One of the highlights of the trip for Mertz was the group's visit to Jerusalem's Old City.

"I gained a better understanding of how Israel's current war on terror traces its roots to thousands of years of history," he said. And "it was invaluable to have a guide accompany us as we toured the various quarters in this Holy City."

Mertz also found his visit to Masada -- the ancient remains of fortifications and palaces on the eastern edge of the Judean Desert overlooking Israel's Dead Sea -- to be memorable.

Moreover, mission tours of major security operations at Ben-Gurion airport in Tel Aviv, Jerusalem's Malcha Mall and certain border crossings throughout Israel further gave Mertz an understanding of Israel's full-scale involvement in making the nation safe and secure.

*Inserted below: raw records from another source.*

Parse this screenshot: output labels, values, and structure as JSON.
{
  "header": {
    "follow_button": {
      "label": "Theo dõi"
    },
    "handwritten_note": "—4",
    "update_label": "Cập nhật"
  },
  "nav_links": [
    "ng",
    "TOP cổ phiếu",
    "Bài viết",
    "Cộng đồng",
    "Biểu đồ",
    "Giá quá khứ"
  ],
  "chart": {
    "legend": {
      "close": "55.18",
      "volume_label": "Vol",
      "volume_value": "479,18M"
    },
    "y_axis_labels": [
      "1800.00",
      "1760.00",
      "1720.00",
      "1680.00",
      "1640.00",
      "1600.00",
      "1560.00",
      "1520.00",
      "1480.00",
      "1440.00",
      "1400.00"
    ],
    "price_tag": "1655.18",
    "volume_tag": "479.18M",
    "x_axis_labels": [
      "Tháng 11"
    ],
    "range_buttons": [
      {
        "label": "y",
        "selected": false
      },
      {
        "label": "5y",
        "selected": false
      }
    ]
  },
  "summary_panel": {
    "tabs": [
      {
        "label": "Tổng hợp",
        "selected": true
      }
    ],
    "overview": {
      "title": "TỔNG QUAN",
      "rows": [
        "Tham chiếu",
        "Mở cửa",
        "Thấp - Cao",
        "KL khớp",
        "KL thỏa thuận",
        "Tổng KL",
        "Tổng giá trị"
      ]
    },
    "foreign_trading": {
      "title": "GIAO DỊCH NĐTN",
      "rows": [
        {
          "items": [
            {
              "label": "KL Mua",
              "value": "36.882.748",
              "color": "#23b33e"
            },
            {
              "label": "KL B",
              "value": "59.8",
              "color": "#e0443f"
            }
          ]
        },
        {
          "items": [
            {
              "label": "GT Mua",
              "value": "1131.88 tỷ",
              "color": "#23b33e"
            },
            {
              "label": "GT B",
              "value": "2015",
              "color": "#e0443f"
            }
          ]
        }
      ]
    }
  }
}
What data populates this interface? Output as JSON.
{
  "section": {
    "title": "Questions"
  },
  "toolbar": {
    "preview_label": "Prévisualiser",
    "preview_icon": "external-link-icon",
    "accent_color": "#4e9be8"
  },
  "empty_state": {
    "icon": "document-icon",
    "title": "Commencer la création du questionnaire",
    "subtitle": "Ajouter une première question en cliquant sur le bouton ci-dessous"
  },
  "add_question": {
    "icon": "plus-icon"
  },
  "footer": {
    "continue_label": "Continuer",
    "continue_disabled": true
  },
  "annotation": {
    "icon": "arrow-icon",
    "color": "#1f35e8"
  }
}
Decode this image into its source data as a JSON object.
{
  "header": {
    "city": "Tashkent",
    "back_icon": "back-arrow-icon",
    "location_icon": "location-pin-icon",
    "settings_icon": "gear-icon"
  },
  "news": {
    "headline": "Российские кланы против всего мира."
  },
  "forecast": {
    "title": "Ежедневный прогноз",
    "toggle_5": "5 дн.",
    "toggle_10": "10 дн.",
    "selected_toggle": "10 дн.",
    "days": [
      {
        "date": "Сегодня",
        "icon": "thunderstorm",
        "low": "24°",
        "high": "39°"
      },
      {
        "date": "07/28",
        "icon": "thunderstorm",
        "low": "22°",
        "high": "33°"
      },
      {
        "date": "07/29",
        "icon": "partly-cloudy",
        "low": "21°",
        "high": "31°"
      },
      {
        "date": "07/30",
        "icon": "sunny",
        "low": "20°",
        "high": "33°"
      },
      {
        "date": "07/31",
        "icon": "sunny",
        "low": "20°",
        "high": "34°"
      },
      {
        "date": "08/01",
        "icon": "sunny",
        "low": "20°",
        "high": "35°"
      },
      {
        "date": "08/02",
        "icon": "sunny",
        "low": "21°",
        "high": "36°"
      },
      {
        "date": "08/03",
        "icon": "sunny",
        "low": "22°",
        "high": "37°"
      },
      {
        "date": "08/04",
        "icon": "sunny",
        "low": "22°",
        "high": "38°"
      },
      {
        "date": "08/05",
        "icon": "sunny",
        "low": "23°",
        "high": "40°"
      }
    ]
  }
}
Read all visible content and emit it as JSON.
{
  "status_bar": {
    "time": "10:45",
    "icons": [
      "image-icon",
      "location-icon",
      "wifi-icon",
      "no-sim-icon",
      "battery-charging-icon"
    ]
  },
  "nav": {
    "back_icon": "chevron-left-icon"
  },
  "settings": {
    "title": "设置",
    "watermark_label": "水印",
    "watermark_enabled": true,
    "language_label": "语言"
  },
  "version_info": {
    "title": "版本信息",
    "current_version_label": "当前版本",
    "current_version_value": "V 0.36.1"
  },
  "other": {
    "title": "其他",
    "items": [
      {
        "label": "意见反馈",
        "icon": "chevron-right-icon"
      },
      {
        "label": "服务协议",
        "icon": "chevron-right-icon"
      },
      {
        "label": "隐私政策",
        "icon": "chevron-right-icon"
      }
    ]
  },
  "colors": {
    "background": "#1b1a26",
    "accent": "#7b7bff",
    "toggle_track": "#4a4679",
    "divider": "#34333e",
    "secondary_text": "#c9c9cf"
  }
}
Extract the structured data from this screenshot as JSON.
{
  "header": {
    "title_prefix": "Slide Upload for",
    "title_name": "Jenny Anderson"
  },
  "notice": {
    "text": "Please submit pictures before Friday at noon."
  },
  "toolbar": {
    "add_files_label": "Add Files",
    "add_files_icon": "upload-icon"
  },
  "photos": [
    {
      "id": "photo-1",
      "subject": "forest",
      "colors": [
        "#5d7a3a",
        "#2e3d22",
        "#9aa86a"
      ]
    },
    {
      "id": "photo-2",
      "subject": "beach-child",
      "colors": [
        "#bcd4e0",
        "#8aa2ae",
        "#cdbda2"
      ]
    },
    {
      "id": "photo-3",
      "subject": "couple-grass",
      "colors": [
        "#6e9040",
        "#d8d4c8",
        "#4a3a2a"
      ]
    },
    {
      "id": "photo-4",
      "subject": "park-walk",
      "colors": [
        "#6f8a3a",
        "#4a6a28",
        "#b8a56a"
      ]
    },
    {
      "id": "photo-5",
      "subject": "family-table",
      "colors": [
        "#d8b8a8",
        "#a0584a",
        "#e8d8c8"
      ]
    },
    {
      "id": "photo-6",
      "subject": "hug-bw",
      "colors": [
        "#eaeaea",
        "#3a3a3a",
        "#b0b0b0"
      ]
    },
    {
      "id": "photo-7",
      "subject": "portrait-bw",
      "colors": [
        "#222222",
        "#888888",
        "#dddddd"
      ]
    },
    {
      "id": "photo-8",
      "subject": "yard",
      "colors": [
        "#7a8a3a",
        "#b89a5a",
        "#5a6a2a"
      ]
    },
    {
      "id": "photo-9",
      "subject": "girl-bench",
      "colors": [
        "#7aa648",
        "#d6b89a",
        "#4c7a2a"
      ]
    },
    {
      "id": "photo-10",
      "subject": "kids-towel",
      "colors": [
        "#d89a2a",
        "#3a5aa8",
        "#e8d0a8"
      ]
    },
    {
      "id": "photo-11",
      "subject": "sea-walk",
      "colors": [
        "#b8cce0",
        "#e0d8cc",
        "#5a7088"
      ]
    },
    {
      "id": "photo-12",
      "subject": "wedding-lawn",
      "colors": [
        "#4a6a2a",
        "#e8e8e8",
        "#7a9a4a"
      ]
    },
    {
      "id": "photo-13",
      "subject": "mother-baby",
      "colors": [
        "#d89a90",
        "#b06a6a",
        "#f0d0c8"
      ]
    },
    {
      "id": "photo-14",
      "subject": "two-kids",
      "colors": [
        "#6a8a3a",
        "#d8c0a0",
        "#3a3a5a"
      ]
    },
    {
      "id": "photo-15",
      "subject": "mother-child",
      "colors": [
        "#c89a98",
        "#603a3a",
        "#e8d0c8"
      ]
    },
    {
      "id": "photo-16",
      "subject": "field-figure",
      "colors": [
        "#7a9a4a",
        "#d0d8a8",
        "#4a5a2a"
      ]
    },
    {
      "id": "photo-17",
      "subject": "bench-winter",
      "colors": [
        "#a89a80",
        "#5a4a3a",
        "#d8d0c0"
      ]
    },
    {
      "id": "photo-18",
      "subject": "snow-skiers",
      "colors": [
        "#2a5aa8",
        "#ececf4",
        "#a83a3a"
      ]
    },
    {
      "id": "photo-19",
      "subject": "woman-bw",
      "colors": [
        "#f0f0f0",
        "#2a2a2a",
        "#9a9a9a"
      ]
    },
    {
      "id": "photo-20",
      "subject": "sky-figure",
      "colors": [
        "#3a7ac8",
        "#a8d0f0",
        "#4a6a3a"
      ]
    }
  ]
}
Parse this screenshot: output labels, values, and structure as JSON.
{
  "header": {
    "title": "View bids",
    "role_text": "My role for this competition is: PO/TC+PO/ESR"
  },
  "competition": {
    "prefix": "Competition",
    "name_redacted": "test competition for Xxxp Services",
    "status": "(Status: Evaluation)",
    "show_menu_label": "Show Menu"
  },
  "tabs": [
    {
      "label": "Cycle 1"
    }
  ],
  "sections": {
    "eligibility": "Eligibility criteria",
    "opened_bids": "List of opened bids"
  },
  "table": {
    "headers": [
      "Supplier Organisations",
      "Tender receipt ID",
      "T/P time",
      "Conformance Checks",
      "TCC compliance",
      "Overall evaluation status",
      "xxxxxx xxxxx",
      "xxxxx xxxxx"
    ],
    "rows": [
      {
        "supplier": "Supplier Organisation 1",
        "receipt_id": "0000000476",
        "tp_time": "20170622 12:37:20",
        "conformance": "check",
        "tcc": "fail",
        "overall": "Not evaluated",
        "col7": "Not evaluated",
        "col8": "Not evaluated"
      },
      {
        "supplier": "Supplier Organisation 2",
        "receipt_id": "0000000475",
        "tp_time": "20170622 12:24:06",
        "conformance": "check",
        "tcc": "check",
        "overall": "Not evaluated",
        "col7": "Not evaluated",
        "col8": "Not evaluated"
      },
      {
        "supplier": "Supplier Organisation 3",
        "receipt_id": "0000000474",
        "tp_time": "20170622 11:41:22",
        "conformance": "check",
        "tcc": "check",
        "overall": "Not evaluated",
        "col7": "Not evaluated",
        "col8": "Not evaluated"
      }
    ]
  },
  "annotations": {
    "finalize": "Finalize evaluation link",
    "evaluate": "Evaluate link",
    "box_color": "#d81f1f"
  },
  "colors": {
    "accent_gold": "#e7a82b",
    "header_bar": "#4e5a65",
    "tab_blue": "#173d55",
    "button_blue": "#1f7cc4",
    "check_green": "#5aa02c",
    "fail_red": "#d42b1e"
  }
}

"It is gratifying to see both the public and private sector, and every Israeli citizen, invested in national security," he said.

Like Mertz, Bill Ryan, protective security advisor for the Philadelphia bureau of the U.S. Department of Homeland Security, was impressed with his tour of the Malcha Mall and the presentation by the mall director on the state-of-the-art security measures utilized to ensure the safety of tenants and shoppers. Ryan also found fascinating his discussions with police officials stationed at Rachel Crossing, who discussed the security methods utilized at this and other checkpoints.

Ryan regularly makes presentations to staff and shared his experiences in Israel during one recent discussion. He believes that it was beneficial to get a "first-hand look" at how another country handles critical threats to national security.

On a personal note, he found it rewarding to tour the Jewish and Christian holy sites in Jerusalem's Old City. Yet it was the attitude of the Israeli people that impressed him the most: "Despite the daily threat of violence, they continue to lead full and active lives.

Tom Sullivan, director of Emergency Services for Montgomery County, thought the behind-the-scenes tour of the Emergency Operations Center in Haifa was particularly enlightening. "I left with a greater understanding of what residents of northern Israel experienced during last summer's war," he said.

During his trip to the airport in Tel Aviv, Sullivan discovered parallels between the problems that America and Israel encounter in fighting the way on terror: "Both nations find communications problems to be a key obstacle."

Sullivan considered it a real "privilege and honor to be included in such a great group of people on such a memorable trip," he said, adding that "I now see the news events in the Mideast in a far different light."